Aus dem Bericht eines Genossen der Freien Deutschen Jugend:
Der erste Aktionstag des Antikriegszuges in Nürnberg begann ungewiss, wurde zum
Kräftemessen mit der örtlichen Polizei und fand seinen Höhepunkt in einem sechs
Kilometer langen Marsch.
Um 6:30 Uhr am Morgen traf sich alle Genossen, um sich zur Abfahrt bereit zu
machen. Völlig unklar war zu diesem Zeitpunkt die Rechtslage, wartend auf ein
Urteil des Oberverwaltungsgerichts in München starteten die LKWs. Denn wir hatten
Einspruch eingelegt gegen das Urteil des Verwaltungsgerichts in Ansbach, das den
völlig undemokratischen und ungesetzlichen Auflagenbescheid der Nürnberger Polizei
bestätigte. Zum ersten Halt, einer Berufsschule fuhren wir wie gewohnt. Was heisst,
wir kamen in angemessenem Tempo zur ersten Station, dem Berufsbildungszentrum.

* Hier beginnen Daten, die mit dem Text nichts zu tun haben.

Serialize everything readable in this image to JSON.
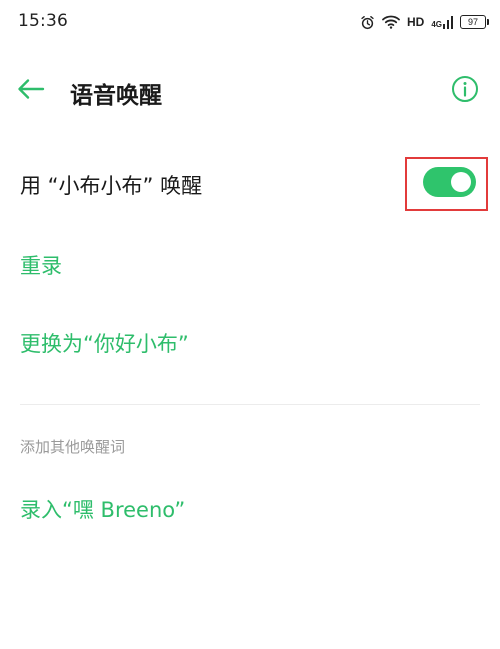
{
  "status_bar": {
    "time": "15:36",
    "hd": "HD",
    "network": "4G",
    "battery": "97",
    "icons": [
      "alarm-icon",
      "wifi-icon",
      "signal-icon",
      "battery-icon"
    ]
  },
  "header": {
    "title": "语音唤醒",
    "back_icon": "back-arrow-icon",
    "info_icon": "info-icon"
  },
  "wake_setting": {
    "label": "用 “小布小布” 唤醒",
    "enabled": true
  },
  "actions": {
    "rerecord": "重录",
    "replace": "更换为“你好小布”"
  },
  "other_words": {
    "section_label": "添加其他唤醒词",
    "record_hey": "录入“嘿 Breeno”"
  },
  "colors": {
    "accent": "#2ebd6b",
    "toggle_on": "#2fc46c",
    "highlight": "#e23b3b",
    "text_primary": "#1a1a1a",
    "text_secondary": "#9a9a9a"
  }
}
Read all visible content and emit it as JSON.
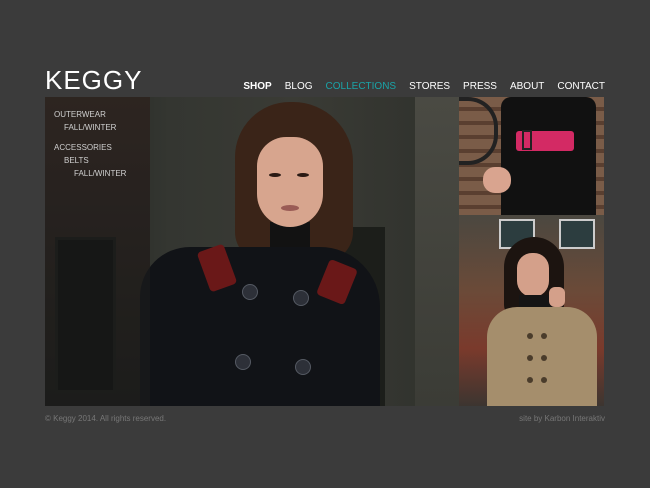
{
  "header": {
    "logo": "KEGGY",
    "nav": [
      {
        "label": "SHOP"
      },
      {
        "label": "BLOG"
      },
      {
        "label": "COLLECTIONS"
      },
      {
        "label": "STORES"
      },
      {
        "label": "PRESS"
      },
      {
        "label": "ABOUT"
      },
      {
        "label": "CONTACT"
      }
    ]
  },
  "sidebar": {
    "items": [
      {
        "label": "OUTERWEAR"
      },
      {
        "label": "FALL/WINTER"
      },
      {
        "label": "ACCESSORIES"
      },
      {
        "label": "BELTS"
      },
      {
        "label": "FALL/WINTER"
      }
    ]
  },
  "footer": {
    "copyright": "© Keggy 2014. All rights reserved.",
    "credit": "site by Karbon Interaktiv"
  },
  "colors": {
    "background": "#3b3b3b",
    "nav_active": "#1aa3a7",
    "belt_accent": "#d32a64"
  }
}
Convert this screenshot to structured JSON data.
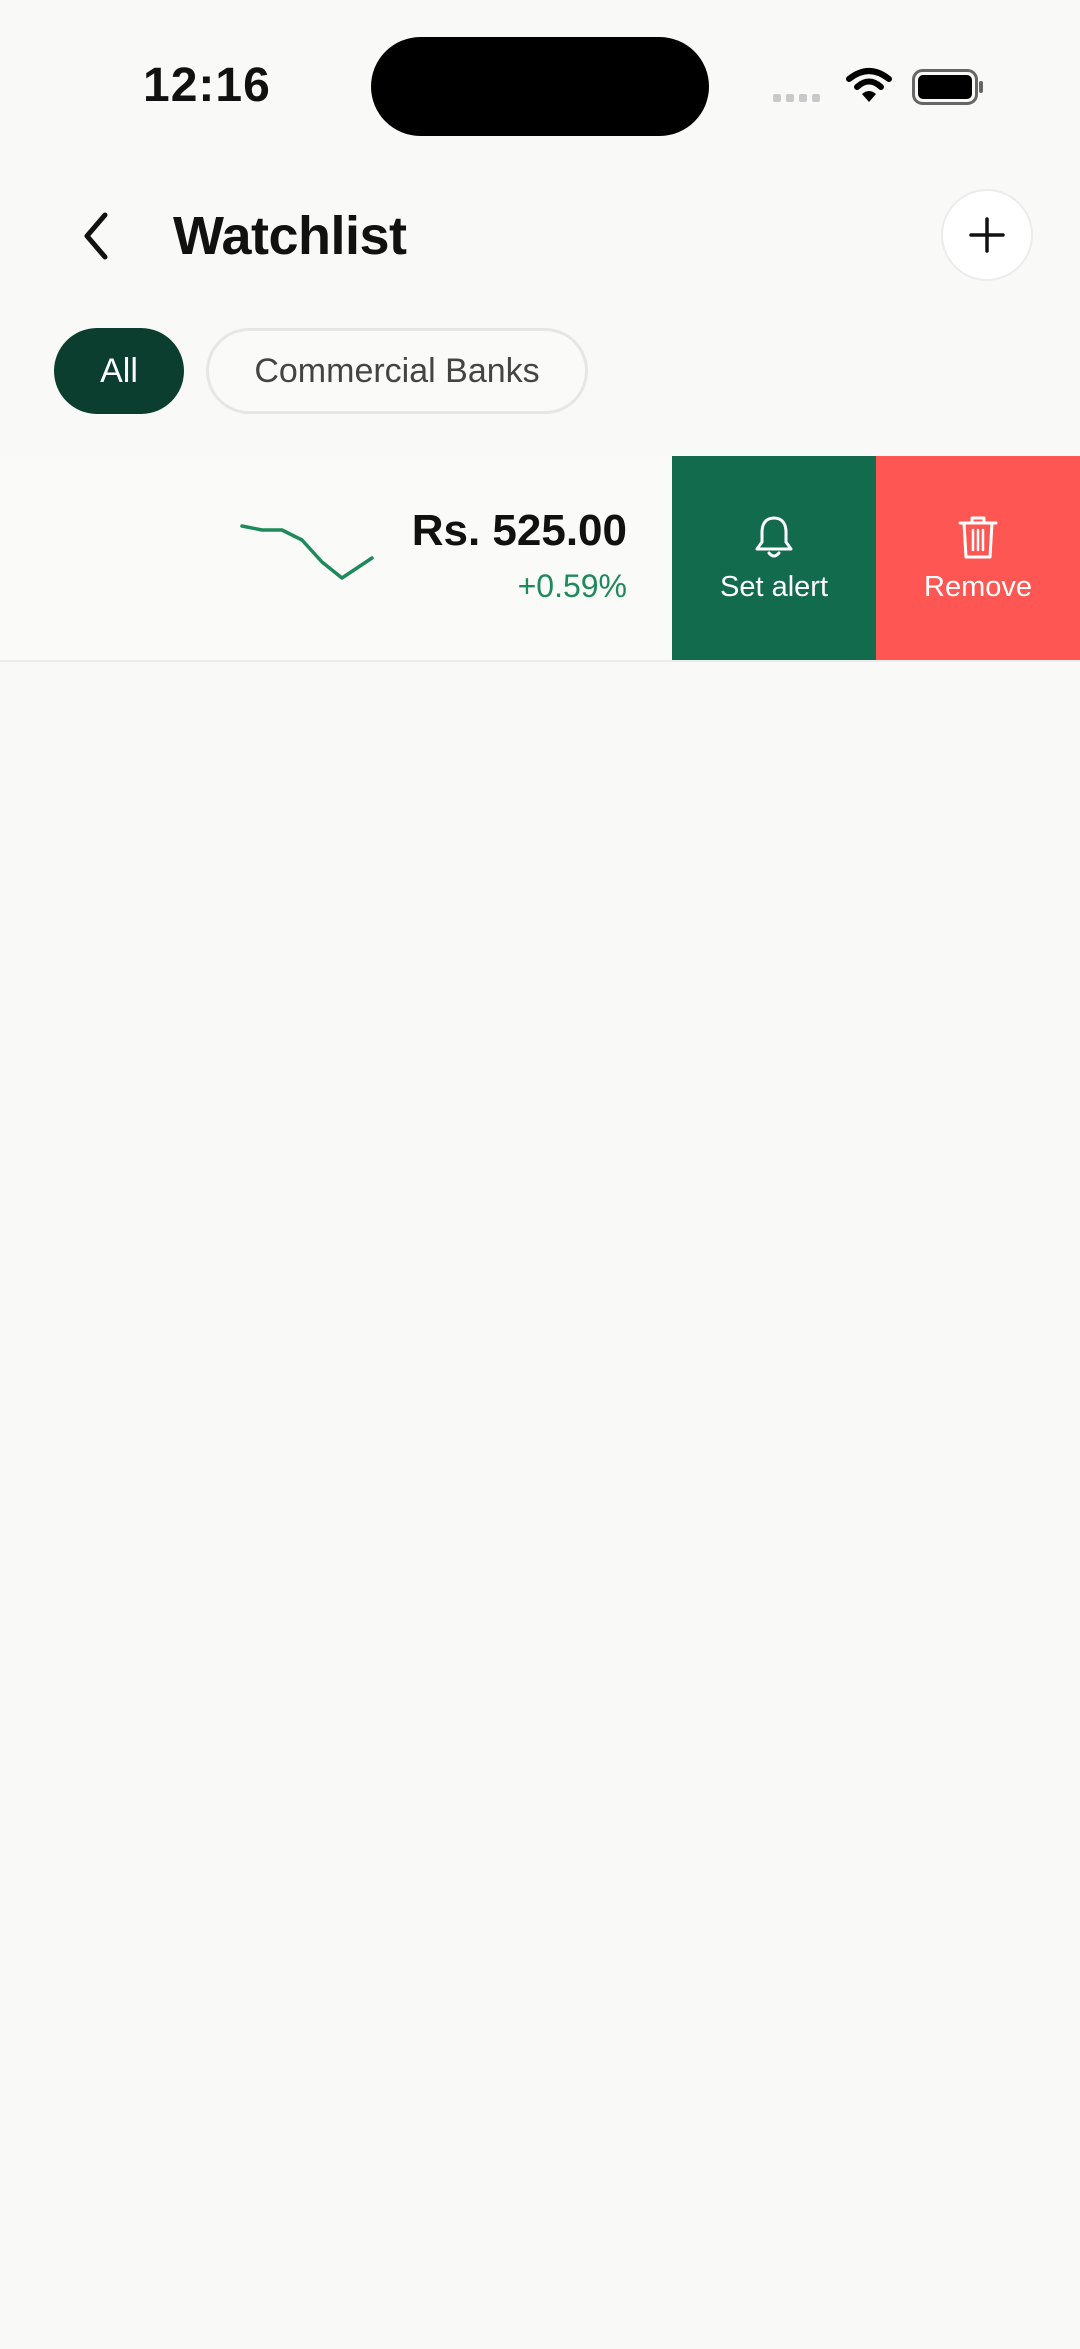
{
  "status_bar": {
    "time": "12:16"
  },
  "header": {
    "title": "Watchlist"
  },
  "filters": [
    {
      "label": "All",
      "active": true
    },
    {
      "label": "Commercial Banks",
      "active": false
    }
  ],
  "watchlist": [
    {
      "price": "Rs. 525.00",
      "change": "+0.59%",
      "actions": {
        "alert_label": "Set alert",
        "remove_label": "Remove"
      }
    }
  ],
  "colors": {
    "accent_dark": "#0b3e2e",
    "alert_bg": "#136b4e",
    "remove_bg": "#fe5652",
    "positive": "#1e8a5c"
  },
  "icons": [
    "back-arrow-icon",
    "plus-icon",
    "bell-icon",
    "trash-icon",
    "wifi-icon",
    "battery-icon",
    "cellular-icon"
  ]
}
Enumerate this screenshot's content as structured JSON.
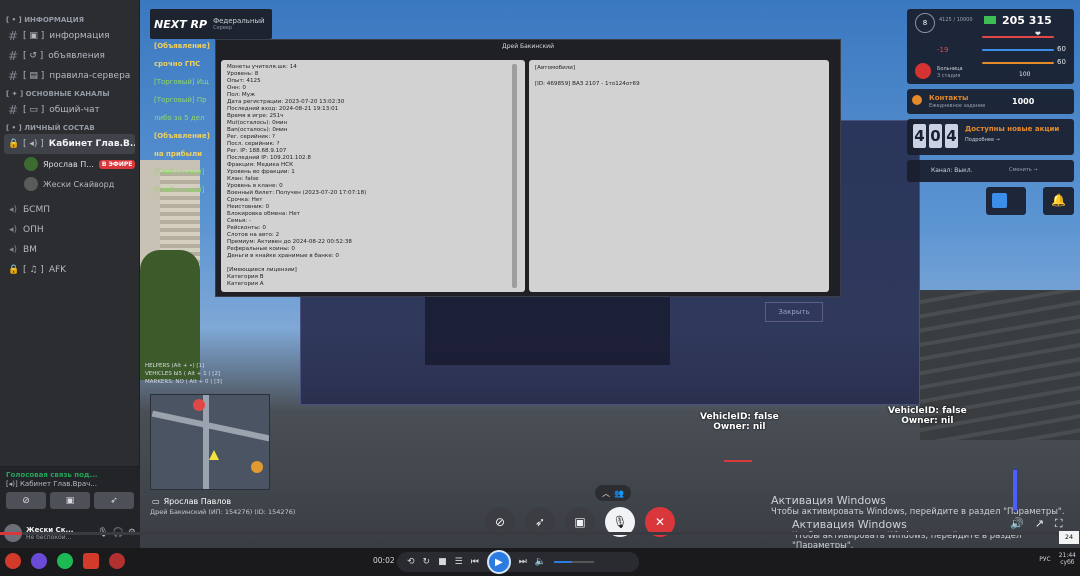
{
  "sidebar": {
    "categories": [
      {
        "label": "информация"
      },
      {
        "label": "основные каналы"
      },
      {
        "label": "личный состав"
      }
    ],
    "info_channels": [
      "информация",
      "объявления",
      "правила-сервера"
    ],
    "main_channels": [
      "общий-чат"
    ],
    "active_voice": "Кабинет Глав.В...",
    "voice_users": [
      {
        "name": "Ярослав П...",
        "live_badge": "В ЭФИРЕ"
      },
      {
        "name": "Жески Скайворд",
        "live_badge": ""
      }
    ],
    "voice_channels": [
      "БСМП",
      "ОПН",
      "ВМ",
      "AFK"
    ],
    "voice_panel": {
      "status": "Голосовая связь под...",
      "channel": "Кабинет Глав.Врач..."
    },
    "user": {
      "name": "Жески Ск...",
      "status": "Не беспокои..."
    }
  },
  "game": {
    "logo": {
      "brand": "NEXT RP",
      "server": "Федеральный",
      "sub": "Сервер"
    },
    "chat_lines": [
      {
        "text": "[Объявление]",
        "type": "y"
      },
      {
        "text": "срочно ГПС",
        "type": "y"
      },
      {
        "text": "[Торговый] Ищ",
        "type": "g"
      },
      {
        "text": "[Торговый] Пр",
        "type": "g"
      },
      {
        "text": "либо за 5 дел",
        "type": "g"
      },
      {
        "text": "[Объявление]",
        "type": "y"
      },
      {
        "text": "на прибыли",
        "type": "y"
      },
      {
        "text": "[Глобальный]",
        "type": "g"
      },
      {
        "text": "[Глобальный]",
        "type": "g"
      }
    ],
    "modal": {
      "title": "Дрей Бакинский",
      "left_lines": [
        "Монеты учителя.шк: 14",
        "Уровень: 8",
        "Опыт: 4125",
        "Онн: 0",
        "Пол: Муж",
        "Дата регистрации: 2023-07-20 13:02:30",
        "Последний вход: 2024-08-21 19:13:01",
        "Время в игре: 251ч",
        "Mut(осталось): 0мин",
        "Ban(осталось): 0мин",
        "Рег. серийник: ?",
        "Посл. серийник: ?",
        "Рег. IP: 188.68.9.107",
        "Последний IP: 109.201.102.8",
        "Фракция: Медика НСК",
        "Уровень во фракции: 1",
        "Клан: false",
        "Уровень в клане: 0",
        "Военный билет: Получен (2023-07-20 17:07:18)",
        "Срочка: Нет",
        "Неистовник: 0",
        "Блокировка обмена: Нет",
        "Семья: -",
        "Рейсконты: 0",
        "Слотов на авто: 2",
        "Премиум: Активен до 2024-08-22 00:52:38",
        "Реферальные коины: 0",
        "Деньги в кнайке хранимые в банке: 0",
        "",
        "[Имеющиеся лицензии]",
        "Категория B",
        "Категория A"
      ],
      "right_lines": [
        "[Автомобили]",
        "",
        "[ID: 469859] ВАЗ 2107  - 1то124от69"
      ],
      "close_label": "Закрыть"
    },
    "hud": {
      "level": "8",
      "level_sub": "4125 / 10000",
      "money": "205 315",
      "wanted": "-19",
      "hp": "60",
      "armor": "60",
      "hunger": "100",
      "health_status": "Больница",
      "health_status_sub": "3 стадия",
      "bars": [
        {
          "color": "#e04848",
          "pct": 0.95
        },
        {
          "color": "#3d8ee8",
          "pct": 0.95
        },
        {
          "color": "#e58a2a",
          "pct": 0.95
        }
      ],
      "task": {
        "title": "Контакты",
        "sub": "Ежедневное задание",
        "amount": "1000"
      },
      "clock": {
        "h1": "4",
        "m1": "0",
        "m2": "4",
        "title": "Доступны новые акции",
        "sub": "Подробнее →"
      },
      "channel": {
        "label": "Канал: Выкл.",
        "change": "Сменить →"
      }
    },
    "overlay_labels": [
      {
        "vehicle": "VehicleID: false",
        "owner": "Owner: nil"
      },
      {
        "vehicle": "VehicleID: false",
        "owner": "Owner: nil"
      }
    ],
    "hud_lines": [
      "HELPERS (Alt + •)   [1]",
      "VEHICLES  Ы5 ( Alt + 1 )  [2]",
      "MARKERS: NO ( Alt + 0 )  [3]"
    ],
    "caption_name": "Ярослав Павлов",
    "caption_bottom": "Дрей Бакинский (ИП: 154276) (ID: 154276)"
  },
  "activation": {
    "title": "Активация Windows",
    "text": "Чтобы активировать Windows, перейдите в раздел \"Параметры\"."
  },
  "player": {
    "time": "00:02",
    "progress": 0.02,
    "volume": 0.45,
    "tray_lang": "РУС",
    "tray_time": "21:44",
    "tray_day": "субб",
    "tag": "24"
  }
}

Aber: Wie soll man bitteschön mit 6 km/h den immer schneller kommenden deutschen
Krieg aufhalten??
Anschließend fuhren wir eine weitere Berufsschule, nahe des Plärrers, an. Die
Schikane der zuständigen Polizisten drehte sich: Anstatt sich wie zuvor dem Verkehr
anzupassen, bremsten sie wo es ging und gefährdeten damit eine pünktliche Ankunft
am zweiten Kundgebungsort, beispielsweise indem wir grünen Ampeln entgegen rollten,
um diese dann bei rot zu erreichen und stehenzubleiben. Die Verkehrsordnung wurde
als Waffe gegen uns verwendet, der Auflagenbescheid wurde wie es gerade passte
ausgelegt.
Erwähnenswert war dort eine Gruppe von sechs Schülern, welche auf dem Jugendwagen
mitfahren wollten, so dass zwei Genossen gemeinsam ihre Lehrer aufsuchten, trotz
Auseinandersetzung jedoch erfolglos. Oder besser formuliert, sie fuhren nicht mit.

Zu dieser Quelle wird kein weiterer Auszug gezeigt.